“Textbook Slowdown” Forces Long Lines and Waits at Manhattan Courthouses, Lawyers Say

Judges, lawyers and taxpayers who visit certain Manhattan courthouses say court officers are trying to make a statement during a contract negotiation by slowing down public access to courts.

The head of the court officers union, which has been without a contract for two years, said there is no organized job action, but said increased security, short staffing and low morale are causing longer lines and longer waits.

Families and attorneys say they are the ones paying the price, enduring long lines in the rain and cold, and even missing vital court appearances in Family Court. The waiting wasn't an issue months ago and there has been no official policy or staffing change.

Numerous attorneys, court employees and judges tell the I-Team that they suspect court officers are engaging in what's known as a "textbook slowdown," where officers perform all procedures by the book to slow the process and make a statement. 

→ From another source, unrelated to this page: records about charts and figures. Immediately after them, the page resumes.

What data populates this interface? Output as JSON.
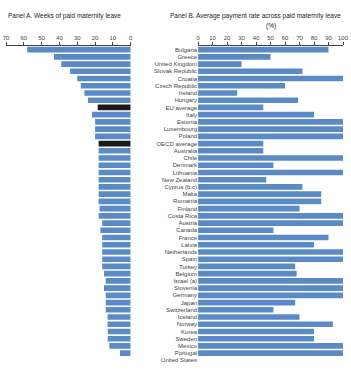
{
  "chart_data": [
    {
      "type": "bar",
      "orientation": "horizontal",
      "title": "Panel A. Weeks of paid maternity leave",
      "categories": [
        "Bulgaria",
        "Greece",
        "United Kingdom",
        "Slovak Republic",
        "Croatia",
        "Czech Republic",
        "Ireland",
        "Hungary",
        "EU average",
        "Italy",
        "Estonia",
        "Luxembourg",
        "Poland",
        "OECD average",
        "Australia",
        "Chile",
        "Denmark",
        "Lithuania",
        "New Zealand",
        "Cyprus (b.c)",
        "Malta",
        "Romania",
        "Finland",
        "Costa Rica",
        "Austria",
        "Canada",
        "France",
        "Latvia",
        "Netherlands",
        "Spain",
        "Turkey",
        "Belgium",
        "Israel (a)",
        "Slovenia",
        "Germany",
        "Japan",
        "Switzerland",
        "Iceland",
        "Norway",
        "Korea",
        "Sweden",
        "Mexico",
        "Portugal",
        "United States"
      ],
      "values": [
        58.1,
        43.1,
        39.0,
        34.0,
        30.0,
        28.0,
        26.0,
        24.0,
        18.5,
        21.7,
        20.0,
        20.0,
        20.0,
        18.0,
        18.0,
        18.0,
        18.0,
        18.0,
        18.0,
        18.0,
        18.0,
        18.0,
        17.5,
        18.0,
        16.0,
        17.0,
        16.0,
        16.0,
        16.0,
        16.0,
        16.0,
        15.0,
        14.0,
        15.0,
        14.0,
        14.0,
        14.0,
        13.0,
        13.0,
        12.9,
        12.9,
        12.0,
        6.0,
        0.0
      ],
      "colors": [
        "#5b8bc5",
        "#5b8bc5",
        "#5b8bc5",
        "#5b8bc5",
        "#5b8bc5",
        "#5b8bc5",
        "#5b8bc5",
        "#5b8bc5",
        "#1a1a1a",
        "#5b8bc5",
        "#5b8bc5",
        "#5b8bc5",
        "#5b8bc5",
        "#1a1a1a",
        "#5b8bc5",
        "#5b8bc5",
        "#5b8bc5",
        "#5b8bc5",
        "#5b8bc5",
        "#5b8bc5",
        "#5b8bc5",
        "#5b8bc5",
        "#5b8bc5",
        "#5b8bc5",
        "#5b8bc5",
        "#5b8bc5",
        "#5b8bc5",
        "#5b8bc5",
        "#5b8bc5",
        "#5b8bc5",
        "#5b8bc5",
        "#5b8bc5",
        "#5b8bc5",
        "#5b8bc5",
        "#5b8bc5",
        "#5b8bc5",
        "#5b8bc5",
        "#5b8bc5",
        "#5b8bc5",
        "#5b8bc5",
        "#5b8bc5",
        "#5b8bc5",
        "#5b8bc5",
        "#5b8bc5"
      ],
      "xlim": [
        70,
        0
      ],
      "xticks": [
        70,
        60,
        50,
        40,
        30,
        20,
        10,
        0
      ],
      "grid": false,
      "tick_labels": "x"
    },
    {
      "type": "bar",
      "orientation": "horizontal",
      "title": "Panel B. Average payment rate across paid maternity leave",
      "subtitle": "(%)",
      "categories": [
        "Bulgaria",
        "Greece",
        "United Kingdom",
        "Slovak Republic",
        "Croatia",
        "Czech Republic",
        "Ireland",
        "Hungary",
        "EU average",
        "Italy",
        "Estonia",
        "Luxembourg",
        "Poland",
        "OECD average",
        "Australia",
        "Chile",
        "Denmark",
        "Lithuania",
        "New Zealand",
        "Cyprus (b.c)",
        "Malta",
        "Romania",
        "Finland",
        "Costa Rica",
        "Austria",
        "Canada",
        "France",
        "Latvia",
        "Netherlands",
        "Spain",
        "Turkey",
        "Belgium",
        "Israel (a)",
        "Slovenia",
        "Germany",
        "Japan",
        "Switzerland",
        "Iceland",
        "Norway",
        "Korea",
        "Sweden",
        "Mexico",
        "Portugal",
        "United States"
      ],
      "values": [
        90,
        50,
        30,
        72,
        100,
        60,
        27,
        69,
        45,
        80,
        100,
        100,
        100,
        45,
        45,
        100,
        52,
        100,
        47,
        72,
        85,
        85,
        70,
        100,
        100,
        52,
        90,
        80,
        100,
        100,
        67,
        68,
        100,
        100,
        100,
        67,
        52,
        70,
        93,
        80,
        80,
        100,
        100,
        0
      ],
      "color": "#5b8bc5",
      "xlim": [
        0,
        100
      ],
      "xticks": [
        0,
        10,
        20,
        30,
        40,
        50,
        60,
        70,
        80,
        90,
        100
      ],
      "grid": false
    }
  ]
}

The head of the New York State Court Officers Association Dennis Quirk said "it's not a textbook slowdown."

Attorneys who do business at the courthouses say the slowdown is kind of an open secret. New Yorkers say lines are getting longer as security checks stretch on and on.

"I had a 9:30 [court hearing] and didn't get inside until 10:15," said Sarah Hill, adding that a adoption procedure had to be delayed for weeks.

Other court patrons noticed procedure changes.

“They’re searching everything,” said Shakia Johnson of the more thorough and time consuming searches. "You gotta take off your belt, your earrings, your watch.”

Many complain of long lines where none had existed before. 

“It feels like it’s a slowdown or something like they’re purposely taking their time getting us in the door," said Candace Johnston outside of Manhattan Family Court.

Quirk said the the officers are just doing their job in a dangerous world, attributing the problem to security, staffing issues and morale problems.

"Because of the shortages of staff, people have difficult times getting the day off if they wanna see their child in a Christmas show," said Dennis Quirk, the union boss. Quirk denied that lawyers or members of the public were missing court hearings. 

The spokesman for the state courts said the delays were cause for concern.

 "It would be really unfortunate intentionally keeping people out in court or causing them to be late for court appearances especially in Family Court," said courts spokesman David Bookstaver.